At Jimmy Doyle’s I had three straight shots of bar Scotch, but they weren’t enough to erase those images from the autopsy from my mind. The two old geezers at the end of the bar watched me rather carefully; they seemed to know something was seriously wrong. When I called for a fourth shot, the bartender refused to serve me. I didn’t make a fuss; I couldn’t; he was right to cut me off. I paid up, remembering to tip him just to show there were no hard feelings, went out to my car, and vomited in the gutter. What a pretty picture.

That didn’t stop me, didn’t even slow me down. I got into the car and drove in that slow, extra-careful way that drunks do. Not directly home, but to a liquor store on the way. If I was going to do this, then I was going to do it right. I bought a half-gallon bottle of Johnnie Walker Red, my old brand of preference, assuring myself that the reason I’d thrown up was that I’d drunk bad Scotch. That
never happened when I drank Johnnie Walker. Then, as an afterthought, since I was obliged to keep office hours the next day, I bought a bottle of vodka. At some unspecified time later today, I would switch to vodka, and no one would know tomorrow that I’d been drinking. Sure.

Returning to my apartment, I made a vow not to answer the telephone—it was sure to be Sue, and I had no wish to speak to her—and settled down for some serious drinking. I can’t say that I didn’t enjoy it. The rich, golden liquid hit my tongue like so much nectar, yet there was enough bite to it to let me know that this was the real stuff, the right stuff. Oh yes, I remembered it well.

I started out drinking it on ice, more civilized that way, and settled in a living room chair with the television set switched on. I can’t say that I was watching it. But the changing flow of images on the screen gave me something on which to concentrate my vision, and the voices occupied some part of my mind. I heard, I saw, though I didn’t really listen or watch. I was in my old drinking mode, running on automatic pilot. The idea was not to think and not to remember. And for a while it was working pretty well. I eventually decided it wasn’t really necessary to put ice in the glass.
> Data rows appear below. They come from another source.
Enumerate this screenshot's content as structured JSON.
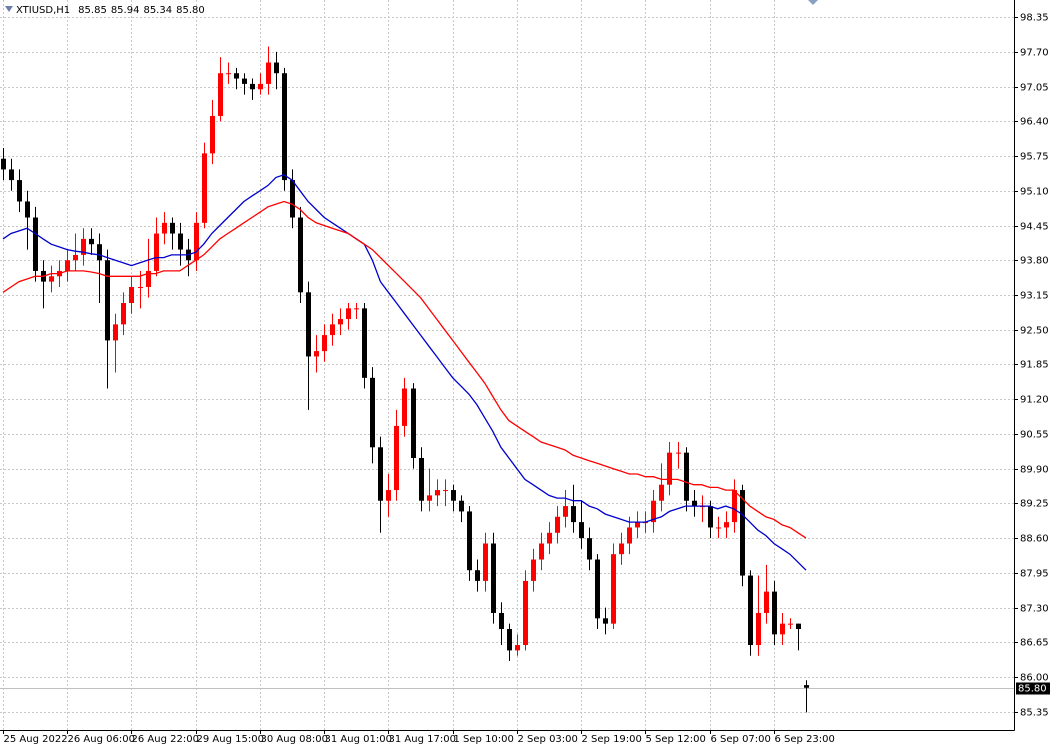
{
  "chart_data": {
    "type": "candlestick",
    "title": "XTIUSD,H1",
    "last_labels": [
      "85.85",
      "85.94",
      "85.34",
      "85.80"
    ],
    "up_color": "#ff0000",
    "down_color": "#000000",
    "grid": true,
    "ylim": [
      85.01,
      98.67
    ],
    "yticks": [
      98.35,
      {
        "value": 97.7,
        "label": "97.70"
      },
      97.05,
      {
        "value": 96.4,
        "label": "96.40"
      },
      95.75,
      {
        "value": 95.1,
        "label": "95.10"
      },
      94.45,
      {
        "value": 93.8,
        "label": "93.80"
      },
      93.15,
      {
        "value": 92.5,
        "label": "92.50"
      },
      91.85,
      {
        "value": 91.2,
        "label": "91.20"
      },
      90.55,
      {
        "value": 89.9,
        "label": "89.90"
      },
      89.25,
      {
        "value": 88.6,
        "label": "88.60"
      },
      87.95,
      {
        "value": 87.3,
        "label": "87.30"
      },
      86.65,
      {
        "value": 86,
        "label": "86.00"
      },
      85.35
    ],
    "price_line": {
      "value": 85.8,
      "label": "85.80"
    },
    "categories": [
      "25 Aug 2022",
      null,
      null,
      null,
      null,
      null,
      null,
      null,
      "26 Aug 06:00",
      null,
      null,
      null,
      null,
      null,
      null,
      null,
      "26 Aug 22:00",
      null,
      null,
      null,
      null,
      null,
      null,
      null,
      "29 Aug 15:00",
      null,
      null,
      null,
      null,
      null,
      null,
      null,
      "30 Aug 08:00",
      null,
      null,
      null,
      null,
      null,
      null,
      null,
      "31 Aug 01:00",
      null,
      null,
      null,
      null,
      null,
      null,
      null,
      "31 Aug 17:00",
      null,
      null,
      null,
      null,
      null,
      null,
      null,
      "1 Sep 10:00",
      null,
      null,
      null,
      null,
      null,
      null,
      null,
      "2 Sep 03:00",
      null,
      null,
      null,
      null,
      null,
      null,
      null,
      "2 Sep 19:00",
      null,
      null,
      null,
      null,
      null,
      null,
      null,
      "5 Sep 12:00",
      null,
      null,
      null,
      null,
      null,
      null,
      null,
      "6 Sep 07:00",
      null,
      null,
      null,
      null,
      null,
      null,
      null,
      "6 Sep 23:00",
      null,
      null,
      null,
      null
    ],
    "open": [
      95.7,
      95.5,
      95.3,
      94.9,
      94.6,
      93.6,
      93.4,
      93.5,
      93.6,
      93.8,
      93.9,
      94.2,
      94.1,
      93.8,
      92.3,
      92.6,
      93.0,
      93.3,
      93.3,
      93.6,
      94.3,
      94.5,
      94.3,
      94.0,
      93.8,
      94.5,
      95.8,
      96.5,
      97.3,
      97.3,
      97.2,
      97.1,
      97.0,
      97.1,
      97.5,
      97.3,
      95.3,
      94.6,
      93.2,
      92.0,
      92.1,
      92.4,
      92.6,
      92.7,
      92.9,
      92.9,
      91.6,
      90.3,
      89.3,
      89.5,
      90.7,
      91.4,
      90.1,
      89.3,
      89.4,
      89.5,
      89.5,
      89.3,
      89.1,
      88.0,
      87.8,
      88.5,
      87.2,
      86.9,
      86.5,
      86.6,
      87.8,
      88.2,
      88.5,
      88.7,
      89.0,
      89.2,
      88.9,
      88.6,
      88.2,
      87.1,
      87.0,
      88.3,
      88.5,
      88.8,
      88.9,
      88.9,
      89.3,
      89.6,
      90.2,
      90.2,
      89.3,
      89.2,
      89.2,
      88.8,
      88.8,
      88.9,
      89.5,
      87.9,
      86.6,
      87.2,
      87.6,
      86.8,
      87.0,
      87.0,
      85.85
    ],
    "high": [
      95.9,
      95.7,
      95.5,
      95.1,
      94.8,
      93.8,
      93.7,
      93.8,
      94.0,
      94.3,
      94.4,
      94.4,
      94.3,
      94.0,
      92.8,
      93.2,
      93.5,
      93.6,
      94.2,
      94.6,
      94.7,
      94.6,
      94.5,
      94.2,
      94.7,
      96.0,
      96.8,
      97.6,
      97.5,
      97.4,
      97.3,
      97.2,
      97.3,
      97.8,
      97.7,
      97.4,
      95.5,
      94.8,
      93.4,
      92.4,
      92.6,
      92.8,
      92.9,
      93.0,
      93.0,
      93.0,
      91.8,
      90.5,
      89.8,
      91.0,
      91.6,
      91.5,
      90.3,
      89.9,
      89.7,
      89.7,
      89.6,
      89.4,
      89.2,
      88.2,
      88.7,
      88.7,
      87.4,
      87.0,
      86.8,
      88.0,
      88.4,
      88.7,
      88.9,
      89.2,
      89.5,
      89.6,
      89.3,
      88.8,
      88.3,
      87.3,
      88.5,
      88.7,
      89.0,
      89.1,
      89.1,
      89.5,
      90.0,
      90.4,
      90.4,
      90.3,
      89.5,
      89.4,
      89.3,
      89.0,
      89.1,
      89.7,
      89.6,
      88.0,
      87.9,
      88.1,
      87.8,
      87.2,
      87.1,
      87.0,
      85.94
    ],
    "low": [
      95.3,
      95.1,
      94.7,
      94.0,
      93.4,
      92.9,
      93.2,
      93.3,
      93.4,
      93.6,
      93.7,
      93.9,
      93.0,
      91.4,
      91.7,
      92.4,
      92.8,
      92.9,
      93.1,
      93.5,
      94.1,
      94.0,
      93.7,
      93.5,
      93.6,
      94.4,
      95.6,
      96.4,
      97.1,
      97.0,
      96.9,
      96.8,
      96.9,
      96.9,
      97.0,
      95.1,
      94.4,
      93.0,
      91.0,
      91.7,
      91.9,
      92.2,
      92.4,
      92.5,
      92.7,
      91.4,
      90.0,
      88.7,
      89.0,
      89.3,
      90.5,
      89.9,
      89.1,
      89.1,
      89.2,
      89.2,
      89.1,
      88.9,
      87.8,
      87.6,
      87.6,
      87.0,
      86.6,
      86.3,
      86.4,
      86.5,
      87.6,
      88.0,
      88.3,
      88.5,
      88.8,
      88.7,
      88.4,
      88.0,
      86.9,
      86.8,
      86.9,
      88.1,
      88.3,
      88.6,
      88.7,
      88.7,
      89.1,
      89.4,
      89.9,
      89.1,
      89.0,
      88.9,
      88.6,
      88.6,
      88.6,
      88.7,
      87.7,
      86.4,
      86.4,
      87.0,
      86.6,
      86.6,
      86.9,
      86.5,
      85.34
    ],
    "close": [
      95.5,
      95.3,
      94.9,
      94.6,
      93.6,
      93.4,
      93.5,
      93.6,
      93.8,
      93.9,
      94.2,
      94.1,
      93.8,
      92.3,
      92.6,
      93.0,
      93.3,
      93.3,
      93.6,
      94.3,
      94.5,
      94.3,
      94.0,
      93.8,
      94.5,
      95.8,
      96.5,
      97.3,
      97.3,
      97.2,
      97.1,
      97.0,
      97.1,
      97.5,
      97.3,
      95.3,
      94.6,
      93.2,
      92.0,
      92.1,
      92.4,
      92.6,
      92.7,
      92.9,
      92.9,
      91.6,
      90.3,
      89.3,
      89.5,
      90.7,
      91.4,
      90.1,
      89.3,
      89.4,
      89.5,
      89.5,
      89.3,
      89.1,
      88.0,
      87.8,
      88.5,
      87.2,
      86.9,
      86.5,
      86.6,
      87.8,
      88.2,
      88.5,
      88.7,
      89.0,
      89.2,
      88.9,
      88.6,
      88.2,
      87.1,
      87.0,
      88.3,
      88.5,
      88.8,
      88.9,
      88.9,
      89.3,
      89.6,
      90.2,
      90.2,
      89.3,
      89.2,
      89.2,
      88.8,
      88.8,
      88.9,
      89.5,
      87.9,
      86.6,
      87.2,
      87.6,
      86.8,
      87.0,
      87.0,
      86.9,
      85.8
    ],
    "lines": [
      {
        "color": "#0000cc",
        "values": [
          94.2,
          94.3,
          94.35,
          94.4,
          94.3,
          94.2,
          94.1,
          94.05,
          94.0,
          93.97,
          93.95,
          93.92,
          93.9,
          93.85,
          93.8,
          93.75,
          93.7,
          93.75,
          93.8,
          93.85,
          93.85,
          93.9,
          93.9,
          93.9,
          93.95,
          94.1,
          94.3,
          94.45,
          94.6,
          94.75,
          94.9,
          95.0,
          95.1,
          95.2,
          95.35,
          95.4,
          95.3,
          95.1,
          94.9,
          94.75,
          94.6,
          94.5,
          94.4,
          94.3,
          94.2,
          94.1,
          93.8,
          93.4,
          93.2,
          93.0,
          92.8,
          92.6,
          92.4,
          92.2,
          92.0,
          91.8,
          91.6,
          91.45,
          91.3,
          91.1,
          90.85,
          90.6,
          90.3,
          90.1,
          89.9,
          89.7,
          89.6,
          89.5,
          89.4,
          89.35,
          89.35,
          89.3,
          89.3,
          89.2,
          89.15,
          89.05,
          89.0,
          88.95,
          88.9,
          88.9,
          88.9,
          88.95,
          89.0,
          89.1,
          89.15,
          89.2,
          89.2,
          89.2,
          89.2,
          89.15,
          89.2,
          89.15,
          89.05,
          88.9,
          88.75,
          88.65,
          88.5,
          88.4,
          88.3,
          88.15,
          88.0
        ]
      },
      {
        "color": "#ff0000",
        "values": [
          93.2,
          93.3,
          93.4,
          93.45,
          93.5,
          93.5,
          93.55,
          93.55,
          93.6,
          93.6,
          93.6,
          93.58,
          93.55,
          93.5,
          93.5,
          93.5,
          93.5,
          93.5,
          93.55,
          93.55,
          93.6,
          93.6,
          93.6,
          93.7,
          93.8,
          93.9,
          94.05,
          94.2,
          94.3,
          94.4,
          94.5,
          94.6,
          94.7,
          94.8,
          94.85,
          94.9,
          94.85,
          94.75,
          94.6,
          94.5,
          94.45,
          94.4,
          94.35,
          94.3,
          94.2,
          94.1,
          94.0,
          93.85,
          93.7,
          93.55,
          93.4,
          93.25,
          93.1,
          92.9,
          92.7,
          92.5,
          92.3,
          92.1,
          91.9,
          91.7,
          91.5,
          91.25,
          91.0,
          90.8,
          90.7,
          90.6,
          90.5,
          90.4,
          90.35,
          90.3,
          90.25,
          90.15,
          90.1,
          90.05,
          90.0,
          89.95,
          89.9,
          89.85,
          89.8,
          89.8,
          89.75,
          89.75,
          89.7,
          89.7,
          89.7,
          89.65,
          89.6,
          89.6,
          89.55,
          89.55,
          89.5,
          89.5,
          89.35,
          89.2,
          89.1,
          89.0,
          88.95,
          88.85,
          88.8,
          88.7,
          88.6
        ]
      }
    ]
  }
}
No ice, more Scotch. Then I passed out, unconscious, a dreamless sleep.

The telephone woke me. Sue, of course, and the thought of her annoyed me—no, more than that, it made me angry. Or perhaps it was simply the persistent ringing that made me angry. In any case, I decided to do something about it. I slipped off the chair and crawled over to the telephone. Reaching up, I pulled the receiver off its cradle. Then I went into the next room and collapsed on the bed.

Some time later, Sue was at my door, banging, kicking, and yelling about Thanksgiving. She said she knew I was there because my car was in the parking lot. There were some other things, too, that I didn’t quite understand or don’t remember. I do recall, though, that I wished she wouldn’t make such a racket because it was a holiday—that much I knew, at least—and all the neighbors, such as
they were, would be around to hear her. I couldn’t call the cops because she was the cops.